La Magie n’est pas une religion dans le sens où la plupart des gens comprennent ce mot. La religion, dans le sens commun du terme, est même le contraire de la magie. L’une limite, l’autre libère. L’une exige des acrobaties intellectuelles pour adopter des croyances loufoques, l’autre consiste à adopter volontairement des croyances loufoques pour satisfaire ses buts. Ensuite, elle les élimine. La religion aspire à un seul mode de vie pour tout le monde, en tout temps et en tous lieux. A contrario, la Magie exige de la personnalité et de souplesse mentale.
Le magicien s’extrait de lui-même du monde « réel » pour se précipiter dans des situations bizarres préalablement planifiées. Il s’agit pour lui d’un théâtre des opérations ayant pour fonction d’affiner sa perception du monde et de ses différents rôles à l’intérieur de ce monde.
La religion exige une pensée pour ainsi dire vierge et de stigmatiser certains actes comme étant « mauvais ». La Magie embrasse et tente de comprendre tous les aspects de l’existence et de la pensée dans le but d’en faire quelque chose de différent, de chaud ou de froid, mais en aucun cas de tiède.

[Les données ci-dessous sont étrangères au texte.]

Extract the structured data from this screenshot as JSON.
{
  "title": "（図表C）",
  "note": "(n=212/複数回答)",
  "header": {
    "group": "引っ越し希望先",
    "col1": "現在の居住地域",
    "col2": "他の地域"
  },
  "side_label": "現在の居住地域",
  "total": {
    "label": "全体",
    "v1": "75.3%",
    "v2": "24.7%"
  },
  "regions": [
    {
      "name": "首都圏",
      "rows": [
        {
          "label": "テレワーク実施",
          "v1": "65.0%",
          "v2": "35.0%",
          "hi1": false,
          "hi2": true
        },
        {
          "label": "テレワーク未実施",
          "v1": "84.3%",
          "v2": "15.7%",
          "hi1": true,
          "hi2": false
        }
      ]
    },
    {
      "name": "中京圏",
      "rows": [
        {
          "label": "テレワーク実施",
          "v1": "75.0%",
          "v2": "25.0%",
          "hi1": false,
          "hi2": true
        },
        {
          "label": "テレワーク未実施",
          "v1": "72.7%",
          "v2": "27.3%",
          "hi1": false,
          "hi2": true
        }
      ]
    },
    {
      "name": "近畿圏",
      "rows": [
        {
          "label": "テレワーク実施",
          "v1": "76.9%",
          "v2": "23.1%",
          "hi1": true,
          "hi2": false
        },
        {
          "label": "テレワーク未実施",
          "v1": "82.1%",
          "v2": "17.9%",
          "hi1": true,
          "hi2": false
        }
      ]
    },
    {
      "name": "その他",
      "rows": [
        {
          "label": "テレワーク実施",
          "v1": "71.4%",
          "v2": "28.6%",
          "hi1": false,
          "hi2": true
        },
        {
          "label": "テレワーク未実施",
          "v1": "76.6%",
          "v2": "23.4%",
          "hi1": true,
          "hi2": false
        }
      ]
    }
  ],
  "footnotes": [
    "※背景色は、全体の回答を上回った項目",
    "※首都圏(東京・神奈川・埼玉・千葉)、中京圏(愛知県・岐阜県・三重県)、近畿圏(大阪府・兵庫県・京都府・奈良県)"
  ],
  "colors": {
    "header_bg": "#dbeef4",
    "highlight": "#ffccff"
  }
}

Le magicien ne croit en rien, dans le sens d’« avoir la foi ». Il expérimente concrètement pour s’assurer que les postulats qu’il a bâtis ou empruntés, possèdent quelque vérité ou valeur. Il est vrai qu’il conserve certaines croyances « organiques » pour son confort. Par exemple, il croit que le fauteuil dans lequel il est assis ou s’apprête à s’asseoir est réel – la plupart du temps. Mais ceci correspond moins à un processus mental qu’à un réflexe instinctif et organique, conditionnel de l’existence.
D’un point de vue abstrait, il existe de nombreux concepts qu’il utilise sans y croire, sauf dans des conditions soigneusement choisies. Les anges et les démons, par exemple, en tant qu’archétypes de la connaissance, l’énergie ou le pouvoir personnels sont d’utiles véhicules pour l’invocation, grâce auxquels le magicien peut examiner des facettes de lui-même, qui lui sont autrement difficilement accessibles. Dans cette finalité, il doit être capable de suspendre son incrédulité, et c’est ce que permet le Théâtre de la Magie.

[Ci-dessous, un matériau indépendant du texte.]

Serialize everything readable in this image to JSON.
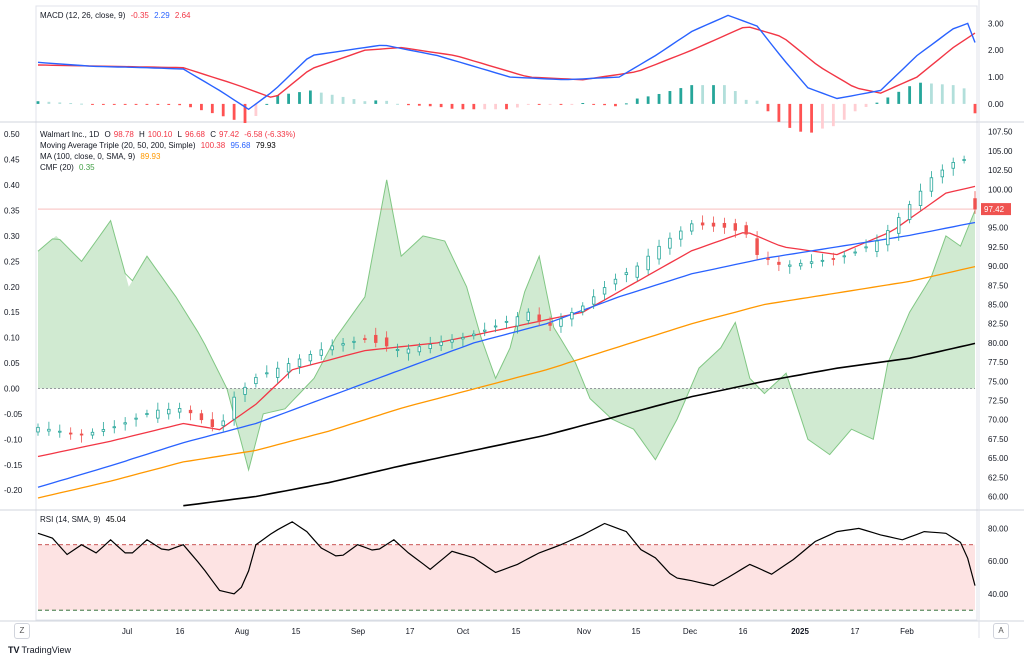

Théâtre est le terme le plus approprié ici, car le Magicien s’extrait de ce qu’il estime normalement être la réalité, pour créer un univers malléable par le biais de sa volonté, son intelligence et son imagination. Plus étrange sera ce théâtre et moins le magicien risquera de confondre les activités qu’il y mène avec ses occupations quotidiennes.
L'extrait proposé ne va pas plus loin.